The word occult means different things to various groups. To me, it does not mean supernatural or magical, secret or mysterious, or beyond comprehension. As an amateur astronomer, it means to be hidden from view. For an hour this morning, the Moon passed in front of, and occulted from view, the bright star Aldebaran. The star Aldebaran is the eye of Taurus the Bull, northwest of the constellation Orion.

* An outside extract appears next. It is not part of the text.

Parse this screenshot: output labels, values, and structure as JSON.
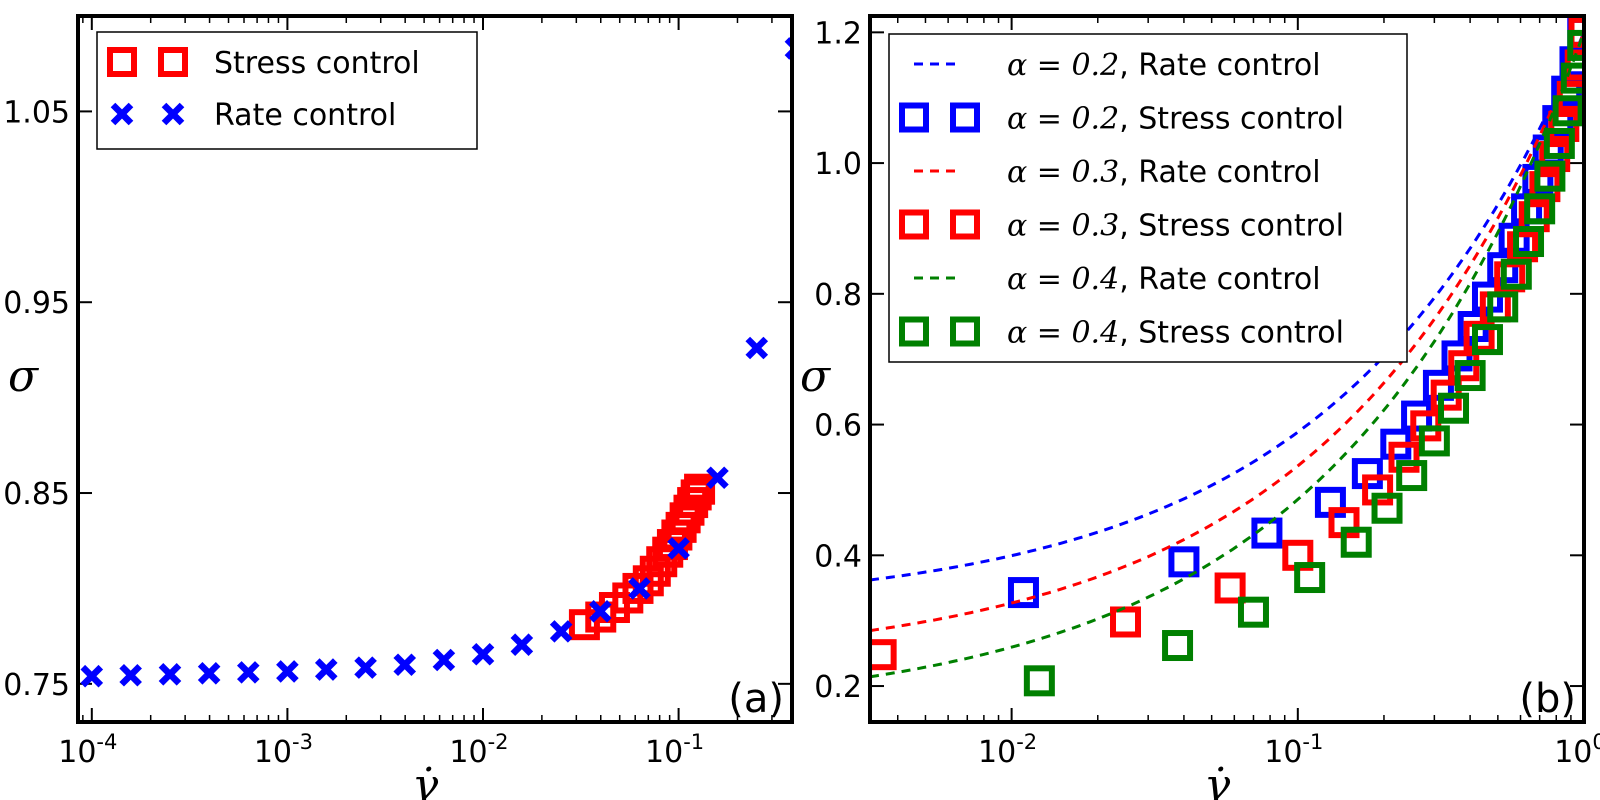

The Moon occults a lot of stars as it orbits through the heavens. It last occulted Aldebaran on September 4 of this year. What made the occultation today unusual is that it took place in broad daylight just before 9 am CDT. That made it a challenge to see since we don’t think of stars as daytime objects. We in the midwest have been enjoying clear transparent skies the past few days. I set up the telescope for the event. The Moon was high in the blue western sky. My small camera was readied to photograph the occultation through the eyepiece.
I could easily see Aldebaran by eye through the telescope. It was about 3 minutes before occultation. I brought the camera to the eyepiece. This first photograph did not use the zoom on the camera. It was in focus.
I zoomed the camera a little to enlarge the Moon. That improved the view. Later, I cropped and enhanced the image to get this view. No doubt the star was visible.
I waited and watched through the eyepiece to see the moment light from Aldebaran disappeared. That was very cool to see. It didn’t gradually dim. It was suddenly gone.
I set the timer for an hour. It would take the Moon that long to travel in orbit and allow light from Aldebaran to reappear on the other side of the orb. It did so right on time. It is a little hard to see in the crosshairs. Click to embiggen.
This was fun to witness. Clear skies and good optics helped make it work. I hope you enjoyed it.